Behind Obama's heroin plan, a shift in how America sees addicts

President Obama unveiled a plan to help heroin and prescription drug addicts get better access to treatment. It's a long way from 'get tough' days gone by. 

Steve Helber/AP
President Obama listens to Charleston Police Chief Brent Webster during an event at the East End Family Resource Center in Charleston, W.Va., Wednesday to discuss the prescription drug abuse and heroin epidemic.

President Obama’s announcement Wednesday of a new plan to rein in heroin use is part of a broader shift toward looking to help addicts rather than punish them, substance abuse experts say.

The thrust of the plan is to improve prevention efforts and access to treatment for the estimated 2 million Americans addicted to prescription drugs or heroin. Some 80 percent face barriers to treatment, the American Society of Addiction Medicine reports.

Mr. Obama wants to accomplish this by boosting training for physicians who prescribe opioids, a type of pain medication that the vast majority of heroin addicts misuse before turning to heroin. State and local governments, as well as the private sector, will also double the number of physicians certified to prescribe drugs to treat those addicted to opioids and heroin.

“What’s most helpful is that now there’s a shift … to identifying solutions,” says Linda Saunders Paquette, executive director of New Futures, a nonprofit group working to reduce drug and alcohol problems in New Hampshire. “To have the president come up with a multipronged approach to addressing the opiate epidemic is extremely important.”  

Obama's steps are relatively modest efforts, given the budget stalemate in Congress. The White House has proposed $133 million for new treatment programs. The administration has said it wants to expand access to medications that can help addicts transition off other opioids, and has also pushed to expand availability of naloxone, a drug that can reverse overdoses.

Like many states, New Hampshire has seen a dramatic rise in heroin overdoses in recent years. The Granite State ranked third in the nation for extended-release opioid prescriptions in a 2014 report by the Centers for Disease Control. It was one of the last states to establish a prescription monitoring system to try to cut down on people hopping from doctor to doctor to feed their addictions.

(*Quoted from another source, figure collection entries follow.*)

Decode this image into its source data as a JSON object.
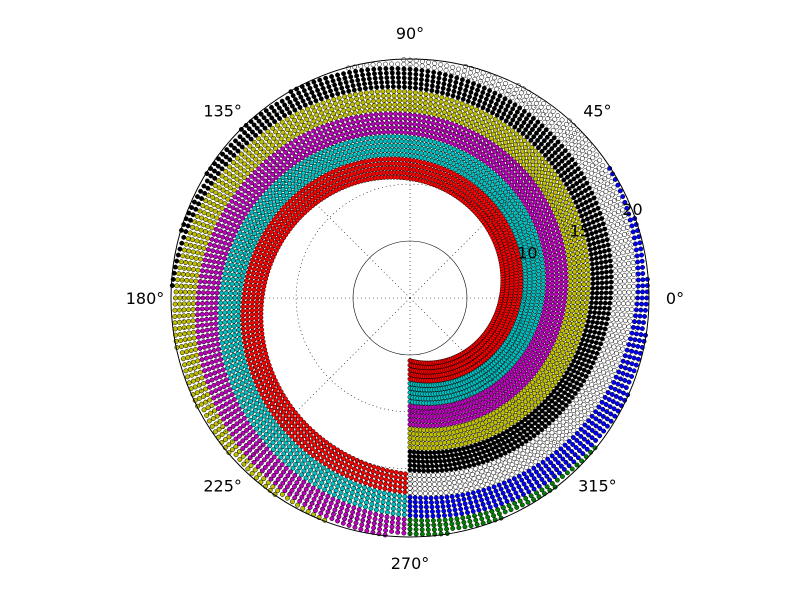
{
  "chart_data": {
    "type": "scatter",
    "projection": "polar",
    "theta_ticks_deg": [
      0,
      45,
      90,
      135,
      180,
      225,
      270,
      315
    ],
    "theta_tick_labels": [
      "0°",
      "45°",
      "90°",
      "135°",
      "180°",
      "225°",
      "270°",
      "315°"
    ],
    "r_ticks": [
      10,
      15,
      20
    ],
    "r_tick_labels": [
      "10",
      "15",
      "20"
    ],
    "rlim": [
      5,
      21
    ],
    "grid": true,
    "legend": "none",
    "marker": "circle",
    "band_width_r": 2,
    "spiral_rise_r_per_revolution": 10,
    "color_cycle": [
      "#0000ff",
      "#008000",
      "#ff0000",
      "#00bfbf",
      "#bf00bf",
      "#bfbf00",
      "#000000",
      "#ffffff"
    ],
    "bands": [
      {
        "color": "#ff0000",
        "r_start": 5.5
      },
      {
        "color": "#00bfbf",
        "r_start": 7.5
      },
      {
        "color": "#bf00bf",
        "r_start": 9.5
      },
      {
        "color": "#bfbf00",
        "r_start": 11.5
      },
      {
        "color": "#000000",
        "r_start": 13.5
      },
      {
        "color": "#ffffff",
        "r_start": 15.5
      },
      {
        "color": "#0000ff",
        "r_start": 17.5
      },
      {
        "color": "#008000",
        "r_start": 19.5
      }
    ],
    "theta_range_deg": [
      -90,
      270
    ]
  }
}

“We know that there is a need for education for prescribers around opiates and appropriate levels of dosing … and we are working to ensure that people who are in need of treatment are able to access it,” Ms. Paquette says.

To help prevent opioid addictions, Mr. Obama directed federal agencies to ensure there is prescriber training for federal health care providers, and announced that 40 provider groups around the country have committed to such training for 540,000 health care providers in the next two years.

In New Hampshire, the first of several regional prescriber training sessions is already set for Nov. 13. It will cover topics such as assessing the risk of opioid misuse, counseling patients about safety, and monitoring patients effectively.

Meanwhile, to help those already battling with addictions, Obama directed federal agencies to review what barriers exist to access to treatments by medication and, within 90 days, to submit an action plan to address them.

Over the next three years, the number of physicians certified to prescribe buprenorphine for those with opioid-use disorders will also rise from 30,000 to 60,000, Obama announced.

That’s “outstanding, but if it’s another 30,000 like the ones we have now, we’re not going to get the results we want,” says Jeff DeFlavio, founder of Recover Together, which offers medication-assisted treatment integrated with group therapy in New Hampshire and Maine.

He’s not faulting the doctors but says the system doesn’t provide enough training or reimbursement to equip many of them to effectively treat opioid and heroin addiction, particularly in rural areas.

Currently, doctors certified to prescribe buprenorphene tend to do so in individual appointments with patients, but group therapy has a better success rate, because people need a support system as they work toward recovery, Mr. DeFlavio says. Reimbursement rates for group therapy are dismally low, he adds.

Recover Together has a 60 percent retention rate in treatment after six months, compared with typically less than 25 percent for individual appointments, DeFlavio says. His clinics charge patients $65 per week.

Many doctors who already are allowed to prescribe buprenorphene don’t do so because they either don’t have enough training or they’ve already taken on cases and have become burned out by the workload, DeFlavio says.

“It’s so frustrating, because the people on waiting lists are real people … who want to change their life … and no one will help them,” DeFlavio says.

The whole system of care needs to shift toward a team approach to get people off waiting lists, he says. If treatment is effective, people will end up getting off medication, which will open up slots for new patients.

 Associated Press material was used in this report.